Updated 7/19/2013, 11:55 a.m.
The Massachusetts state police photographer who released hundreds of photos of the manhunt and capture of Boston Marathon bombing suspect Dzhokhar Tsarnaev to Boston magazine has been relieved of duty as a result of his actions, a state police spokesman said.
Sgt. Sean Murphy will be relieved of duty for one day, probably Monday, pending an internal investigation, said David Procopio, the spokesman. Murphy will also be subject to a hearing next week to determine his status during the investigation, Procopio said.
The decision came just a few hours after Murphy, a 25-year veteran of the force, gave the magazine his behind-the-scenes photos, which were published Thursday. Murphy turned over his gun, badge, ammunition, handcuffs, baton, bulletproof vest, cameras, police ID, firearms license, pepper spray, cellphone and computer to two state officers who came to his home Thursday night, Boston magazine reported. He was ordered not to speak to the media about Tsarnaev’s capture, according to the magazine.
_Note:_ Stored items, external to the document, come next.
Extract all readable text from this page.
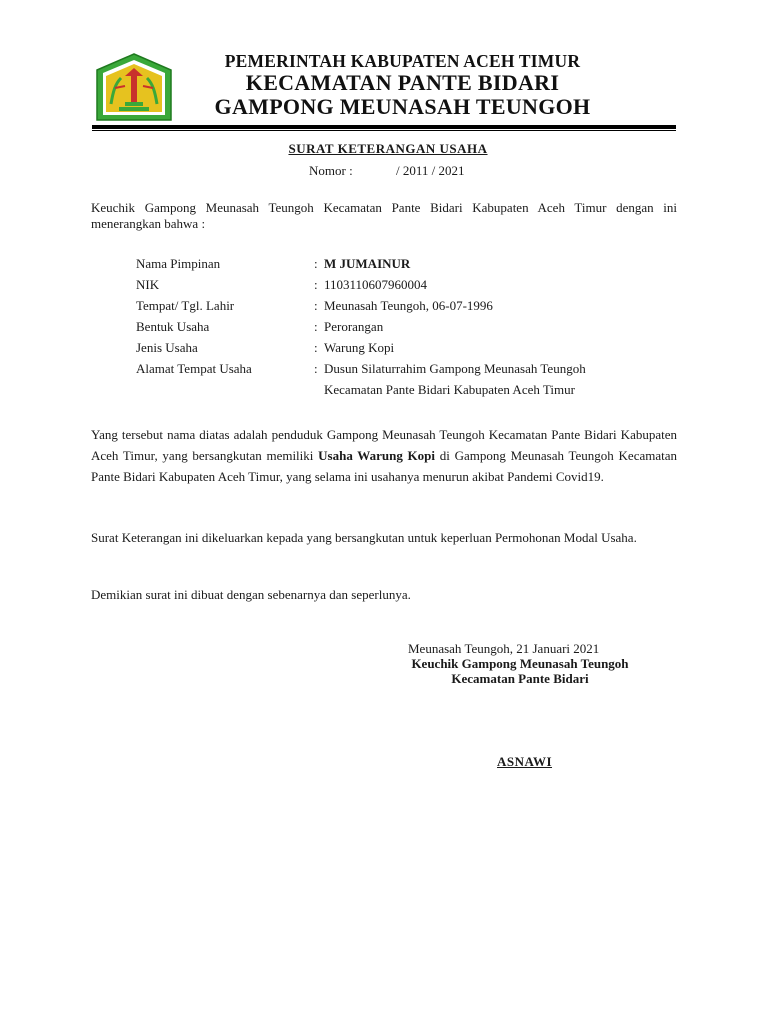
PEMERINTAH KABUPATEN ACEH TIMUR
KECAMATAN PANTE BIDARI
GAMPONG MEUNASAH TEUNGOH
SURAT KETERANGAN USAHA
Nomor :	/ 2011 / 2021
Keuchik Gampong Meunasah Teungoh Kecamatan Pante Bidari Kabupaten Aceh Timur dengan ini menerangkan bahwa :
Nama Pimpinan	: M JUMAINUR
NIK	: 1103110607960004
Tempat/ Tgl. Lahir	: Meunasah Teungoh, 06-07-1996
Bentuk Usaha	: Perorangan
Jenis Usaha	: Warung Kopi
Alamat Tempat Usaha	: Dusun Silaturrahim Gampong Meunasah Teungoh
Kecamatan Pante Bidari Kabupaten Aceh Timur
Yang tersebut nama diatas adalah penduduk Gampong Meunasah Teungoh Kecamatan Pante Bidari Kabupaten Aceh Timur, yang bersangkutan memiliki Usaha Warung Kopi di Gampong Meunasah Teungoh Kecamatan Pante Bidari Kabupaten Aceh Timur, yang selama ini usahanya menurun akibat Pandemi Covid19.
Surat Keterangan ini dikeluarkan kepada yang bersangkutan untuk keperluan Permohonan Modal Usaha.
Demikian surat ini dibuat dengan sebenarnya dan seperlunya.
Meunasah Teungoh, 21 Januari 2021
Keuchik Gampong Meunasah Teungoh
Kecamatan Pante Bidari
ASNAWI
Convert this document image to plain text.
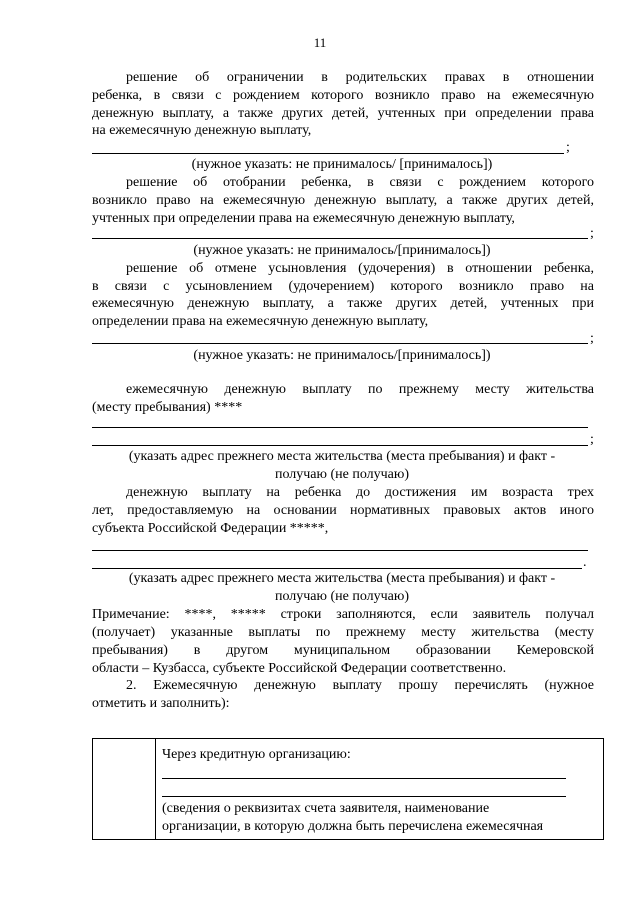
11
решение об ограничении в родительских правах в отношении
ребенка, в связи с рождением которого возникло право на ежемесячную
денежную выплату, а также других детей, учтенных при определении права
на ежемесячную денежную выплату,
;
(нужное указать: не принималось/ [принималось])
решение об отобрании ребенка, в связи с рождением которого
возникло право на ежемесячную денежную выплату, а также других детей,
учтенных при определении права на ежемесячную денежную выплату,
;
(нужное указать: не принималось/[принималось])
решение об отмене усыновления (удочерения) в отношении ребенка,
в связи с усыновлением (удочерением) которого возникло право на
ежемесячную денежную выплату, а также других детей, учтенных при
определении права на ежемесячную денежную выплату,
;
(нужное указать: не принималось/[принималось])
ежемесячную денежную выплату по прежнему месту жительства
(месту пребывания) ****
;
(указать адрес прежнего места жительства (места пребывания) и факт -
получаю (не получаю)
денежную выплату на ребенка до достижения им возраста трех
лет, предоставляемую на основании нормативных правовых актов иного
субъекта Российской Федерации *****,
.
(указать адрес прежнего места жительства (места пребывания) и факт -
получаю (не получаю)
Примечание: ****, ***** строки заполняются, если заявитель получал
(получает) указанные выплаты по прежнему месту жительства (месту
пребывания) в другом муниципальном образовании Кемеровской
области – Кузбасса, субъекте Российской Федерации соответственно.
2. Ежемесячную денежную выплату прошу перечислять (нужное
отметить и заполнить):

Через кредитную организацию:
(сведения о реквизитах счета заявителя, наименование
организации, в которую должна быть перечислена ежемесячная
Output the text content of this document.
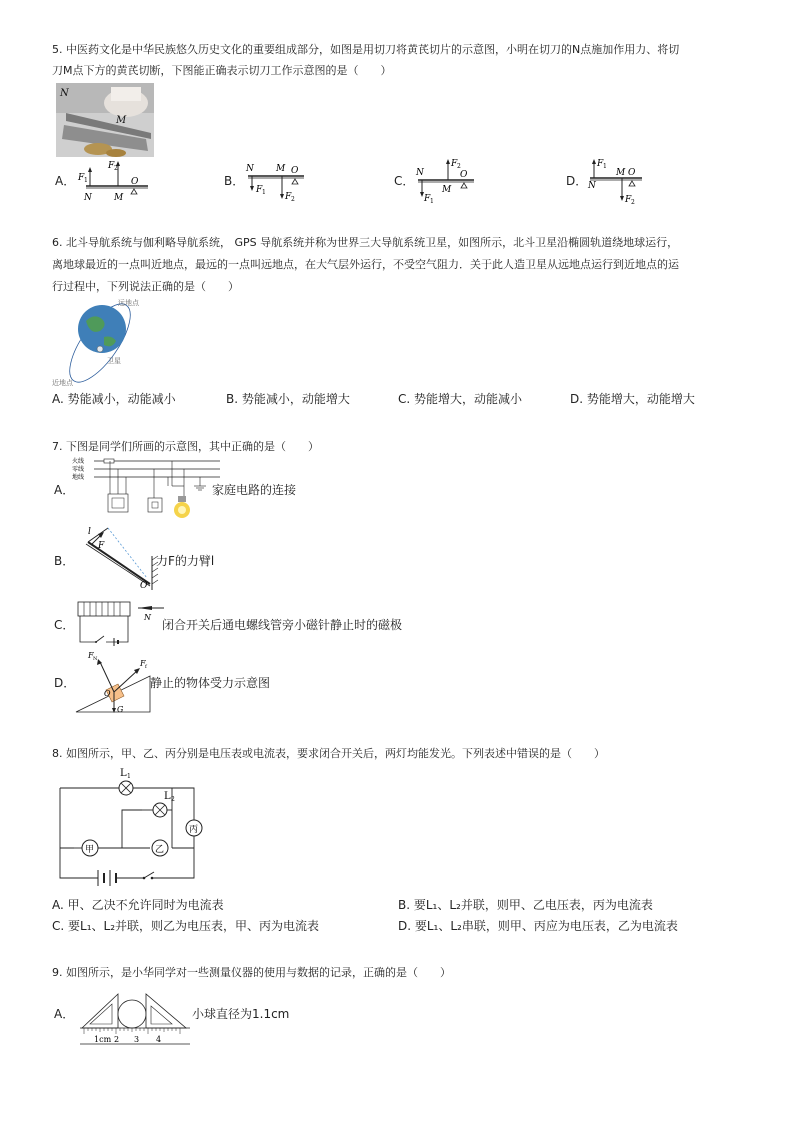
5. 中医药文化是中华民族悠久历史文化的重要组成部分，如图是用切刀将黄芪切片的示意图，小明在切刀的N点施加作用力、将切
刀M点下方的黄芪切断，下图能正确表示切刀工作示意图的是（　　）
N
M
A． F 1
F 2
N M
O	B．
N M O
F 1 F 2
C．
F 2
N
M
O
F 1
D．
F 1
N
M O
F 2
6. 北斗导航系统与伽利略导航系统， GPS 导航系统并称为世界三大导航系统卫星，如图所示，北斗卫星沿椭圆轨道绕地球运行，
离地球最近的一点叫近地点，最远的一点叫远地点，在大气层外运行，不受空气阻力．关于此人造卫星从远地点运行到近地点的运
行过程中，下列说法正确的是（　　）
远地点
卫星
近地点
A. 势能减小，动能减小	B. 势能减小，动能增大	C. 势能增大，动能减小	D. 势能增大，动能增大
7. 下图是同学们所画的示意图，其中正确的是（　　）
A．
火线
零线
地线
家庭电路的连接
B．
l
F
O
力F的力臂l
C．
N
闭合开关后通电螺线管旁小磁针静止时的磁极
D．
F N	F f
O
G
静止的物体受力示意图
8. 如图所示，甲、乙、丙分别是电压表或电流表，要求闭合开关后，两灯均能发光。下列表述中错误的是（　　）
L 1
L 2
丙
甲	乙
A. 甲、乙决不允许同时为电流表	B. 要L₁、L₂并联，则甲、乙电压表，丙为电流表
C. 要L₁、L₂并联，则乙为电压表，甲、丙为电流表	D. 要L₁、L₂串联，则甲、丙应为电压表，乙为电流表
9. 如图所示，是小华同学对一些测量仪器的使用与数据的记录，正确的是（　　）
A．
1cm 2 3 4
小球直径为1.1cm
Murphy has said that he released the photos to Boston magazine because he was upset by an upcoming Rolling Stone cover that features a photograph Tsarnaev took of himself looking tousled, relaxed and friendly.
The Rolling Stone photo has sparked widespread outrage, and several chain stores said they wouldn’t sell the issue in sympathy with those who deemed it inappropriate.
Murphy was apparently the only police photographer behind the lines during the hunt for Tsarnaev and his brother, Tamerlan, who was killed in a shootout with police. Boston magazine said Murphy photographed “high-level conferences, the mobilization of law enforcement, and the dramatic capture.” His photos have never been made public until now, the magazine said.
He brought the photos to the magazine “because he was outraged” by the Rolling Stone cover and because he appreciated Boston magazine’s coverage of the aftermath of the bombings, Boston magazine Editor John Wolfson said in an interview “He’s been sitting on them for months. I don’t think he ever intended to release them at all.”
In a statement to Boston magazine published Thursday, Murphy said, “As a professional law-enforcement officer of 25 years, I believe that the image that was portrayed by Rolling Stone magazine was an insult to any person who has ever worn a uniform of any color or any police organization or military branch, and the family members who have ever lost a loved one serving in the line of duty. The truth is that glamorizing the face of terror is not just insulting to the family members of those killed in the line of duty, it also could be an incentive to those who may be unstable to do something to get their face on the cover of Rolling Stone magazine.”
Boston magazine said Murphy was speaking strictly for himself and not as a police representative.
Wolfson said the magazine didn’t pay for the photos, and Murphy didn’t ask for compensation. He said Murphy is aware that he could face disciplinary action from the state for releasing the photos but felt that it was more important “to help people understand that this was a real event and not a TV program.”
Murphy noted that one police officer, Sean Collier, was killed during the manhunt for the Tsarnaev brothers, and a second, Dick Donohue, was seriously injured.
“These were real people, with real lives, with real families,” he told the magazine. “And to have this cover dropped into Boston was hurtful to their memories and their families. I know from first-hand conversations that this Rolling Stone cover has kept many of them up — again. It’s irritated the wounds that will never heal — again. There is nothing glamorous in bringing more pain to a grieving family.”
Added Murphy, “What Rolling Stone did was wrong. This guy is evil. This is the real Boston bomber. Not someone fluffed and buffed for the cover of Rolling Stone magazine.”
Boston magazine said Murphy also acts as a liaison to the families of officers who have died in the line of duty.
Rolling Stone’s depiction of Tsarnaev is the latest in a long string of magazine covers that have sparked comment and outrage, from Vanity Fair’s image of a naked and pregnant Demi Moore in 1991 to Time’s photograph of a young mother breastfeeding her 4-year-old son last year.
Rolling Stone issued a statement saying, “Our hearts go out to the victims of the Boston Marathon bombing. . . . The cover story we are publishing this week falls within the traditions of journalism and Rolling Stone’s long-standing commitment to serious and thoughtful coverage of the most important political and cultural issues of our day. The fact that Dzhokhar Tsarnaev is young, and in the same age group as many of our readers, makes it all the more important for us to examine the complexities of this issue and gain a more complete understanding of how a tragedy like this happens.”